In response to lower crude prices, Suncor Energy Inc. is cutting $1 billion from its 2015 capital spending program and reducing operating expenses by $600 million-$800 million, to be phased in over two years, offsetting inflation and growth.
It is also reducing its total workforce by approximately 1,000 people, primarily through its contract workforce, but also via employee positions.
There will also be an overall hiring freeze for roles that are not critical to operations and safety, it said.
Last November, the company announced capital spending plans of between $7.2 billion and $7.8 billion for 2015. It now plans capital expenditures of between $6.2 billion and $6.8 billion.
“Our integrated model and strong balance sheet have positioned us well for the price downturn,” said Steve Williams, president and chief executive officer, in a press release. “Cost management has been an ongoing focus, with successful efforts to reduce both capital and operating costs well underway before the decline in oil prices.

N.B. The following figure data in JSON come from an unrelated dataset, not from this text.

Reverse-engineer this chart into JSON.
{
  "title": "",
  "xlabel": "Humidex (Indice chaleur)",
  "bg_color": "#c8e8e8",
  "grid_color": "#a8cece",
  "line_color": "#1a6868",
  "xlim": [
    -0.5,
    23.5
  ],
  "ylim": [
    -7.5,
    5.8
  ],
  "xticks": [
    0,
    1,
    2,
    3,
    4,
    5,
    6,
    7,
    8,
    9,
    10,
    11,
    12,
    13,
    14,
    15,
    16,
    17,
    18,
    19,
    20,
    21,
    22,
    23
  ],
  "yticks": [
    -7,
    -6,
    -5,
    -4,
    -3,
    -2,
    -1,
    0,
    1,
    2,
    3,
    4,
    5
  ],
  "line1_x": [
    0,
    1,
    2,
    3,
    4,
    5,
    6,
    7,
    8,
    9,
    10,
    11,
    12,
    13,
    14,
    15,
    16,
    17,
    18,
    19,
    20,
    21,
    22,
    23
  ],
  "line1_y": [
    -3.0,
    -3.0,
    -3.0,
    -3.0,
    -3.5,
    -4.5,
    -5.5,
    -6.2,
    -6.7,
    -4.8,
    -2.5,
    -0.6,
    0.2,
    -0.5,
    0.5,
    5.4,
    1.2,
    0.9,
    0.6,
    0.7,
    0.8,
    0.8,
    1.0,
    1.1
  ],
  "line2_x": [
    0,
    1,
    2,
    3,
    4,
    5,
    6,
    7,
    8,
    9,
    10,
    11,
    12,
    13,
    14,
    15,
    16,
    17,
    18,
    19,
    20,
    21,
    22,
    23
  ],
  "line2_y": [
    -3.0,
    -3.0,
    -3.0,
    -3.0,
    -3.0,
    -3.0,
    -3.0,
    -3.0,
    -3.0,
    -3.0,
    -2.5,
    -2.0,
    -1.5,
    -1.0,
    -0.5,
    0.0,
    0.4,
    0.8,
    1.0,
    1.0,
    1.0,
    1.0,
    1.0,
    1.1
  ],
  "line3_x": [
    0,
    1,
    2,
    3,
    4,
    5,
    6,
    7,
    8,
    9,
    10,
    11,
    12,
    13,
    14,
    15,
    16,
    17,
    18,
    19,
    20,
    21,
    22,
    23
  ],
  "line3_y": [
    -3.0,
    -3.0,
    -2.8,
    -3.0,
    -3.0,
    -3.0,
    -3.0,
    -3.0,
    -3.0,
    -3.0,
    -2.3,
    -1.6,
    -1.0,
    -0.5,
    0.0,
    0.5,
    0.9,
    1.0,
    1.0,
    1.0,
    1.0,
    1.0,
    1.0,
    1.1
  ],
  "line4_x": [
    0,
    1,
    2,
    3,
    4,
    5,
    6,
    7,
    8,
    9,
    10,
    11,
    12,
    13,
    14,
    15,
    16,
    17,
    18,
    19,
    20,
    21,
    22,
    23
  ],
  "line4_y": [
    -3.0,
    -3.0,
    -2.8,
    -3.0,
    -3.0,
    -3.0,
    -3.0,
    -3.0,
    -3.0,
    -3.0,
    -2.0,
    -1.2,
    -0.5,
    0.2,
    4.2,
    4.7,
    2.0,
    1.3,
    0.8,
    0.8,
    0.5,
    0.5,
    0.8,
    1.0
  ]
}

“However, in today’s low-crude-price environment, it’s essential we accelerate this work,” said Williams. “Today’s spending reductions are consistent with our commitment to spend within our means and maintain a strong balance sheet. We will monitor the pricing environment and take further action as required.”
Initiatives to achieve the cost-reduction targets include deferral of some capital projects that have not yet been sanctioned, such as MacKay River 2 and the White Rose Extension, as well as reductions to discretionary spending.
Production expectations of between 540,000 barrels of oil equivalent (boe) per day and 585,000 boe per day for 2015 have not changed and budgets affecting the company’s safety, reliability and environmental performance have been specifically excluded from the cost reduction program, said the press release.
Major projects in construction such as Fort Hills and Hebron will move forward as planned and take full advantage of the current economic environment, it said. “These are long-term growth projects that are expected to provide strong returns when they come online in late 2017.”
Suncor has issued an update to its 2015 guidance to reflect lower pricing and related assumptions.
The updated total for oilsands capital expenditures in 2015 is now forecast to be between $3.85 billion and $4.25 billion, instead of $4.3 billion to $4.75 billion announced in November.
Exploration and production expenditures are now expected to range between $1.45 billion and $1.55 billion in 2015, down from the previously announced $1.75 billion to $1.85 billion, while capital expenditures in refining and marketing are now slated to be $750 million to $800 million, down from between $975 million and $1 billion. Corporate spending is now forecast at $150 million to $200 million.
Oilsands cash operating costs this year are expected to be $30 to $33 per bbl.
Market assumptions are for a Brent oil price of US$65 per bbl, WTI at Cushing of US$59 per bbl and for Western Canadian Select at Hardisty of US$42 per bbl.
The natural gas spot AECO price is forecast at C$3 per gigajoule. The Canada/U.S. exchange rate is forecast as 85 cents.